Kargil Vijay Diwas and its key lesson. By Farooq Ganderbali


India celebrates July 26 as Kargil Vijay Diwas ever since the country managed to throw out enemy troops from the heights of Kargil in Jammu and Kashmir in 1999. The enemy—read Pakistan Army—had captured these heights deceitfully the previous winter. Every winter, it has been a tradition in the armed forces, to vacate snow-bound inaccessible posts on the Pir Panjal ranges. General Pervez Musharraf, who was then the army chief of Pakistan, thought he could take a revenge for his defeat some 15 years ago on the Siachen glacier where he held a Brigade Command. Brave Indian troops had established the country’s firm control over the inaccessible icy heights of Siachen which Pakistan was in the process of taking over through subterfuge means.
There are of course many lessons that have been drawn from the Kargil War but one lesson stands out among all and this is a lesson which is rarely spoken out in loud and clear terms. It is even more relevant today—Pakistan cannot be trusted.
Remember the circumstances leading to the war. Prime Minister Atal Bihari Vajpayee was a man of vision and friendship and he was keen to break the mould and reach out to Pakistan. He had no organic links with Pakistan. He was not a refugee. He wanted peace with Pakistan despite knowing very well about the latter’s proxy war against India. He extended his hand of friendship to Prime Minister Nawaz Sharif who, at least in public, reciprocated with a similar gesture. Prime Minister Vajpayee of course went several steps ahead and declared a unilateral ceasefire on the Line of Control and said he was willing to put all the relevant issues on the table, including Kashmir. This was an unprecedented declaration by an Indian premier. He said he will ride a bus to Lahore and sign the peace treaty in Lahore and not in Delhi. This was a magnanimous gesture from a big country. The bus did travel to Lahore from Delhi and the Lahore declaration was signed by the two Prime Ministers.

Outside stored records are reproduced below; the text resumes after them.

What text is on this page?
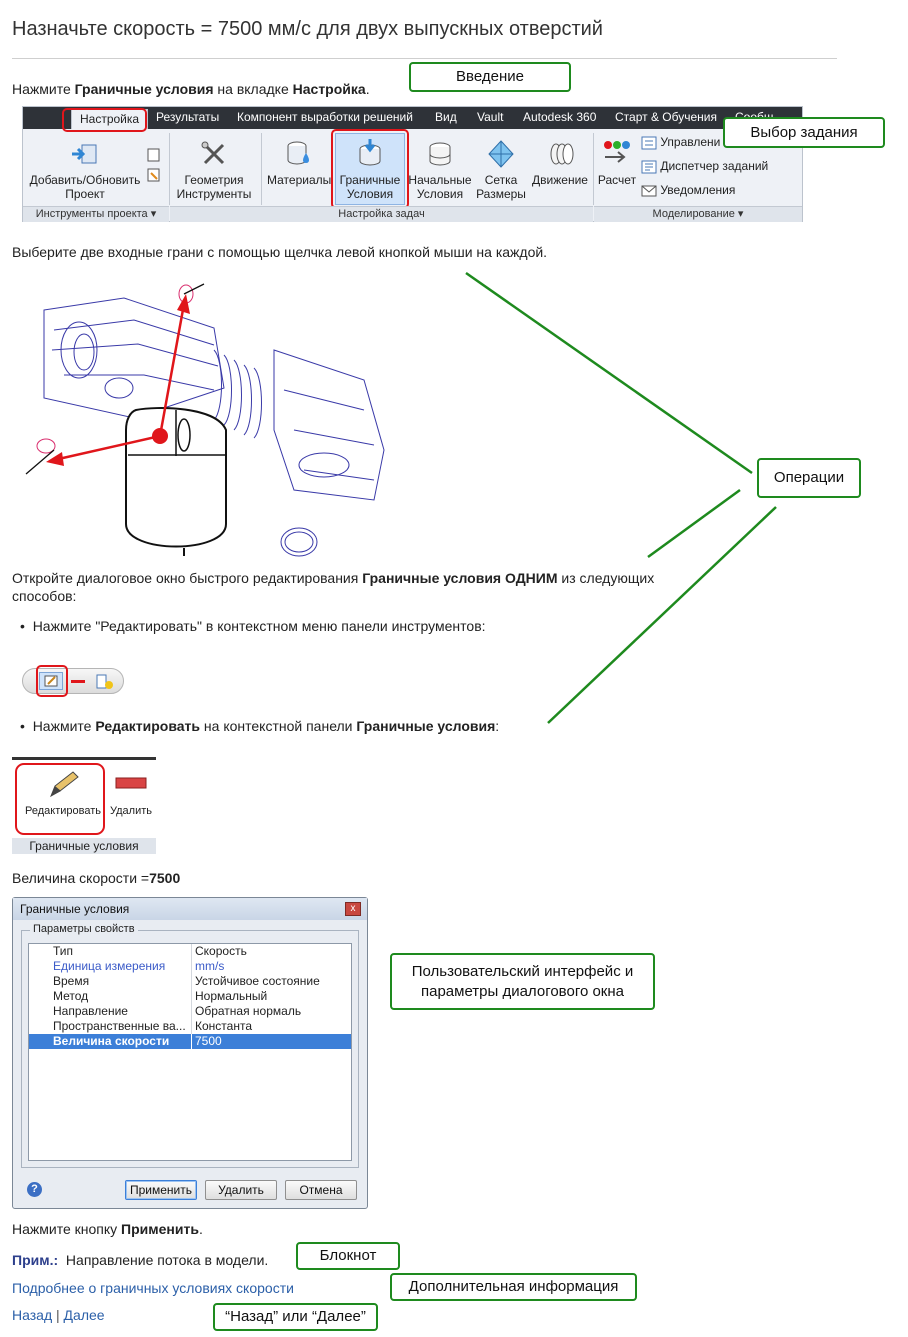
Назначьте скорость = 7500 мм/с для двух выпускных отверстий
Нажмите Граничные условия на вкладке Настройка.
Настройка	Результаты Компонент выработки решений Вид Vault Autodesk 360 Старт & Обучения
Добавить/Обновить
Проект
Геометрия
Инструменты
Материалы Граничные
Условия
Начальные
Условия
Сетка
Размеры
Движение Расчет
Управлени
Диспетчер заданий
Уведомления
Инструменты проекта ▾	Настройка задач	Моделирование ▾
Выберите две входные грани с помощью щелчка левой кнопкой мыши на каждой.
Откройте диалоговое окно быстрого редактирования Граничные условия ОДНИМ из следующих
способов:
•  Нажмите "Редактировать" в контекстном меню панели инструментов:
•  Нажмите Редактировать на контекстной панели Граничные условия:
Редактировать Удалить
Граничные условия
Величина скорости =7500
Граничные условия	x
Параметры свойств
Тип	Скорость
Единица измерения	mm/s
Время	Устойчивое состояние
Метод	Нормальный
Направление	Обратная нормаль
Пространственные ва... Константа
Величина скорости	7500
?	Применить	Удалить	Отмена
Нажмите кнопку Применить.
Прим.: Направление потока в модели.
Подробнее о граничных условиях скорости
Назад | Далее
Введение
Выбор задания
Операции
Пользовательский интерфейс и
параметры диалогового окна
Блокнот
Дополнительная информация
“Назад” или “Далее”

We know quite well that there were lot of things happening behind the scenes then. Even as the two Prime Ministers were talking to each other, Pakistan Army was planning to give an unpleasant surprise to Prime Minister Vajpayee who the Generals of Rawalpindi mistakenly thought to be a weak leader. Breaking all norms and traditions, Pakistani Generals first sent in jihadis to occupy the posts vacated by the Indian soldiers at the onset of the winter. During the winter, the troops moved in and consolidated their position in the Indian territory even as New Delhi and Islamabad were talking friendship and peace. It is another debate whether Nawaz Sharif knew about Musharraf’s plans. Some reports argue that he was unaware of the plans. Others raise the possibility of him being in the know of the conspiracy. Even if he was not explicitly told about the intrusion plan, it is difficult to believe that Nawaz Sharif, a seasoned politician from Punjab with deep links within the army, was not aware of the goings-on in Rawalpindi. This was too big a plan which required carefully planning and movement of troops, including cancelling of leaves of soldiers and officers, many of whom come from Punjab, to have been a closely held secret. Sharif brothers are not the ones without their ear to the ground.
So the only concession which can be given to Sharif is that perhaps he did not know the scale of the operations; only perhaps. The same Sharif is in saddle today. So when Prime Minister Narendra Modi extends his hand of friendship, may be more muted than his predecessor in 1999, it is a fact which cannot be overlooked. Sharif is in a similar state—he has his political fiefdom but the real and tough decisions are taken in Rawalpindi.
Quite like in 1999, he can pretend to be the premier, but key decisions are taken by another Sharif, Raheel, in Rawalpindi. This Rawalpindi Sharif is no different from Musharraf—he knows that there is nothing much he can do about terrorists harming Pakistan but he is more than happy to divert the blame to India. In many ways, he is more smarter than Musharraf. General Sharif has already paved the ground for another series of attacks against India by blaming every ill in his country on New Delhi. He and his men have been orchestrating for months now that India was supporting all kinds of terrorist groups operating out of Pakistan, some of them who till recently were under the patronage of the army. It is another matter that no one believes what General Sharif has been spreading but there are no shortage of gullible people in Pakistan who are more than willing to gulp these lies down. No one is telling the people it is just a clever way of diverting their attention from the utter failure of Pakistan Army to contain terrorism which has been eating into the innards of their country. Some one should stand up and tell General Sharif that he is not wearing any clothes! Ask him what happened to the military offensive his soldiers have been engaged in since June 2014. General Sharif has therefore turned his attention on India and his soldiers, defeated by terrorists on their own turf, are more than willing to get martyrdom on the eastern border!!!
Sixteen years after the Indian soldiers threw out the Pakistanis from the Kargil heights, nothing much has changed in Pakistan and its leaders, either in their attitude or in their mindset. For them, India is still the Number One Enemy and there is no sign of this animus changing in the near future. The Kargil War should always remind us that Pakistan is not a country which we can trust.